"You saved Hollywood's ass". Hai salvato il c.lo a Hollywood. È quello che un certo Steven Spielberg ha dichiarato, all'Oscar Luncheon del febbraio del 2023, a un certo Tom Cruise. Secondo il regista, che con Cruise aveva lavorato a pellicole come Minority Report e La guerra dei mondi, erano stati proprio gli stellari (e tutt'altro che scontati) incassi di Top Gun: Maverick, nel 2022, a ridare ossigeno a un mercato, quello theatrical, distrutto dalla pandemia.
Un film che, quando le sale erano ancora chiuse o a capienza ridotta, era stato inseguito da ogni streamer esistente con proposte multimilionarie ma che i suoi realizzatori, Tom Cruise, il regista Joseph Kosinski e il leggendario produttore Jerry Bruckheimer, non hanno accettato per un motivo molto semplice: il film era stato concepito per il grande schermo e lì doveva essere visto, in esclusiva, per la prima volta. Una testardaggine difficile da biasimare: un miliardo e mezzo di dollari al botteghino worldwide non sono proprio bruscolini.
Top Gun: Maverick torna nelle sale dello stivale il 18 e il 19 maggio, preceduto, il 13 e il 14, dal ritorno del cult di Tony Scott originale. La Paramount ha difatti deciso di festeggiare come si deve, ai quattro angoli del globo, le quaranta candeline che il primo Top Gun spegne quest'anno sulla torta. Una pellicola, quella datata 1986, diventata leggendaria. Con una storia produttiva che merita di essere raccontata.

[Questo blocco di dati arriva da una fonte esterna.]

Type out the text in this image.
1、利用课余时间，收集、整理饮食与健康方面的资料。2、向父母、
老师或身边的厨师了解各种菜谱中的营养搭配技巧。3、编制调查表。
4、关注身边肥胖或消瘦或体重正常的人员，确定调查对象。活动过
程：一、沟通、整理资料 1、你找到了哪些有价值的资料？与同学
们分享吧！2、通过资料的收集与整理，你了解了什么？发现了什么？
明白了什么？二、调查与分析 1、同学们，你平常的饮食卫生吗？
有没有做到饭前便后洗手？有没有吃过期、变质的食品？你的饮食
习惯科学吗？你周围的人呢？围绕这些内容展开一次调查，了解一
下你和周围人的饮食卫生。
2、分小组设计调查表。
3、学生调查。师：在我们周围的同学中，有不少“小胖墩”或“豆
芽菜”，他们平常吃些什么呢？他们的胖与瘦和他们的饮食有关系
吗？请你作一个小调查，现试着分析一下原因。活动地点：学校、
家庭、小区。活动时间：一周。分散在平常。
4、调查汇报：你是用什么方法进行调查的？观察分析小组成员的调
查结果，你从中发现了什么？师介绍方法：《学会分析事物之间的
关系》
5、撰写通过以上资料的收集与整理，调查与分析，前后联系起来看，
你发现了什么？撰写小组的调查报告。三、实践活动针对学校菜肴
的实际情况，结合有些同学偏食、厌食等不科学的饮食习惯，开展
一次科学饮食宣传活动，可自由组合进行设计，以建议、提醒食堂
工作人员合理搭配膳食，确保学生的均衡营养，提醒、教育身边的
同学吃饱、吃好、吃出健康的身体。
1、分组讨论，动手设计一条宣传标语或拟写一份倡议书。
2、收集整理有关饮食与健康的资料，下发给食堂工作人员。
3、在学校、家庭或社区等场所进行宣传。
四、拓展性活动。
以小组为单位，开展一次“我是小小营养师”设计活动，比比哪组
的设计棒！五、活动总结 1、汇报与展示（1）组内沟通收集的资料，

Top Gun: un film che ha fatto epoca
Nel video che trovate più in basso ripercorriamo i punti principali della storia produttiva di Top Gun e dell'eredità che ha lasciato. Un bagaglio culturale, quello del progetto diretto da Tony Scott e prodotto da Don Simpson e Jerry Bruckheimer che è stato spesso e volentieri sottovalutato e non previsto, specie nel periodo in cui si è palesato nei cinema, ma che è stato corroborato anche dalla trionfale accoglienza tributata a un sequel giunto con quasi quarant'anni "di ritardo".
Già perché Top Gun è molte cose insieme, e vale la pena raccontarle tutte: la storia produttiva caotica e ambiziosa che portò il film sullo schermo, il casting, la fatica molto reale data dal girare a bordo di portaerei con piloti militari. E poi c'è lei, quella lettura che Quentin Tarantino sistematizzò in un celeberrimo monologo del 1994 tramite il suo cameo nel film indipendente Il tuo amico nel mio letto di Rory Kelly. La sua tesi era limpida: Top Gun è la storia di un uomo che lotta con la propria omosessualità. Un'interpretazione che Jerry Bruckheimer, quasi 20 anni dopo, avrebbe abbracciato con una generosità quasi disarmante nel corso di un'intervista.
Top Gun torna nei cinema italiani con Paramount il 13 e il 14 maggio per festeggiare il quarantesimo anniversario.